いらないものをなくす。チャイムと宿題
宝上 チャイムもなくされたんですね。
西郷 2023年に亡くなった坂本龍一さんが、かつてテレビ番組で、出演者から「いい音と悪い音はありますか?」という質問をされて、その答えがとても良かった。「音楽を作っている自分が、こういう回答をするのも変ですけれども、人間が作った音というのは、いいのはあんまりありません。
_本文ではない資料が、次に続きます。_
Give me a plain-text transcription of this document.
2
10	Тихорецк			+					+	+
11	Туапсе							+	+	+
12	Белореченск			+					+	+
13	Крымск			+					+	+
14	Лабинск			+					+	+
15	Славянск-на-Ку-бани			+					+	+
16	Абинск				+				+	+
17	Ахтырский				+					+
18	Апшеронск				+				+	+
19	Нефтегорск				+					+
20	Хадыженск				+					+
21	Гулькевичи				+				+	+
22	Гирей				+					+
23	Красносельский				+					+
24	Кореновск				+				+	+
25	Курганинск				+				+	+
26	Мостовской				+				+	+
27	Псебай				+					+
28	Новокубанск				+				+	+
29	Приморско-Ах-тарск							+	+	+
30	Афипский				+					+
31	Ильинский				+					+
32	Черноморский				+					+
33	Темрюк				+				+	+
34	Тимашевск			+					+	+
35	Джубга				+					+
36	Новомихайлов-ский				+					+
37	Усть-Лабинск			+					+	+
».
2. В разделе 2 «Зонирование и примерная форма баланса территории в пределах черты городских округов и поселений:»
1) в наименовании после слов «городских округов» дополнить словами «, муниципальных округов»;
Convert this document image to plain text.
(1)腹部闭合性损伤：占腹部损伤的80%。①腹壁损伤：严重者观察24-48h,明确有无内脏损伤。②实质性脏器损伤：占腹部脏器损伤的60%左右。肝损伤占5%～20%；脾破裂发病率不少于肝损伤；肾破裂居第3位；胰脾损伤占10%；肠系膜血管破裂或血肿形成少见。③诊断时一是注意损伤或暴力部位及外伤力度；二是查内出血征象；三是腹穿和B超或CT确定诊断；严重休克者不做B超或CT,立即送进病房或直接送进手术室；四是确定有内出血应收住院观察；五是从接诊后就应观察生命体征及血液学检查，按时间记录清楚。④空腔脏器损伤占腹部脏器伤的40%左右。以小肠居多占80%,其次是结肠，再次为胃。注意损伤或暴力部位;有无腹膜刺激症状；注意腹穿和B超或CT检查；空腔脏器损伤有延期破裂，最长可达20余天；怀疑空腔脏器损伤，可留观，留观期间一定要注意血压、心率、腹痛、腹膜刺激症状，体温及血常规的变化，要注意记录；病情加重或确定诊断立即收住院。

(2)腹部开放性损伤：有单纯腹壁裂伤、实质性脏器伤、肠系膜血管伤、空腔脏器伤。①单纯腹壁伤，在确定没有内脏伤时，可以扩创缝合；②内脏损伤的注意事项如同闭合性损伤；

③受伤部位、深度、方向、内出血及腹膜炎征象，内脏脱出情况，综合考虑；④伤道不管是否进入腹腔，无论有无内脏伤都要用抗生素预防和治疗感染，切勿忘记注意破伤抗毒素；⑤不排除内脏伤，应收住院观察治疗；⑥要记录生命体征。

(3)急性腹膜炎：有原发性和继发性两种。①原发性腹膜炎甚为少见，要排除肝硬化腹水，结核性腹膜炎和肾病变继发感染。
自然の音はだいたいいい音です」と言うんですね。
その後にさ、「よく商店街とかで決まった時間に鳴るチャイムが最低ですね、あれを日本の人がみんな聴いているのは悲しくなります(笑)」と続けた。
その時、僕は「あっ、学校のチャイムも同じだ」と思ったのね。坂本さんも本当に耳が敏感で、通学の混んだ電車の中で、目を閉じていろいろな音を聞き分けながら遊んでいたというエピソードがあるんだけど、その坂本さんがチャイムは大嫌いだと。
だから、そういう感覚。
美的感覚からもチャイムというのは、芸術家は耐えられないんですよ(笑)。僕も全然ダメで、桜丘中学校に行った最初の日に、校長室のスピーカーを取っちゃった(笑)。何しろ押しつけがましいチャイムが大嫌い。
宝上 チャイムがなくても問題なく学校が機能するという確信はあったんですか?
西郷 たまたまうちの子が通っていた小学校はチャイムが鳴らなかったんだよ。ごく普通の公立の小学校だよ。僕もある日、授業参観で行って気がついたんだけど、小学生がみんな自発的に教室に行くんだよ。特に午前中の「中休み」といって15分の休み時間があるの。
わーって校庭で遊んでいる小学生を見て、チャイムがないのにどうするんだろうって見ていたんだ。そうしたら、チャイムが鳴らないのに、時間になるとスーっとみんな子どもたちが教室へ戻って行くんだ。驚いたよ。
何だ、小学生でもできるんだ。じゃあ、中学生ができないわけないなと思って、学校で「うちもなくせない?」と言ったら、先生たちも納得してくれた。それまでチャイムが鳴らないと授業にちゃんと来られないと先生たちは思い込んでいた。僕もそう思っていた。それでまずはチャイムの鳴らない日というノーチャイムデーというのを作って、教員にも浸透させていった。
宝上 でも先生方がその日をどう捉えるか、というのがあるじゃないですか。実験をした結果、ほら、やっぱりチャイムあった方がいいじゃないかとなる。そういうケースはなかったですか。
西郷 いや、ノーチャイムで生徒が動けるかを試す日じゃないんだよ。ノーチャイムというイベントなんだよ。この日はチャイムは鳴らない。そしてチャイムが鳴らないことで、いろんなことが起こったっていい。
イベントだから、夏に桜丘中学校でやった浴衣の日と同じ。今日は浴衣を着て授業を受ける日、ああ、体育の授業は浴衣じゃできないなあとか、トイレは大変だなあとか、確かにいろいろ問題は起こるかもしれないけど、日常とは違う「チャイムが鳴らない」ということを楽しんでみようかと。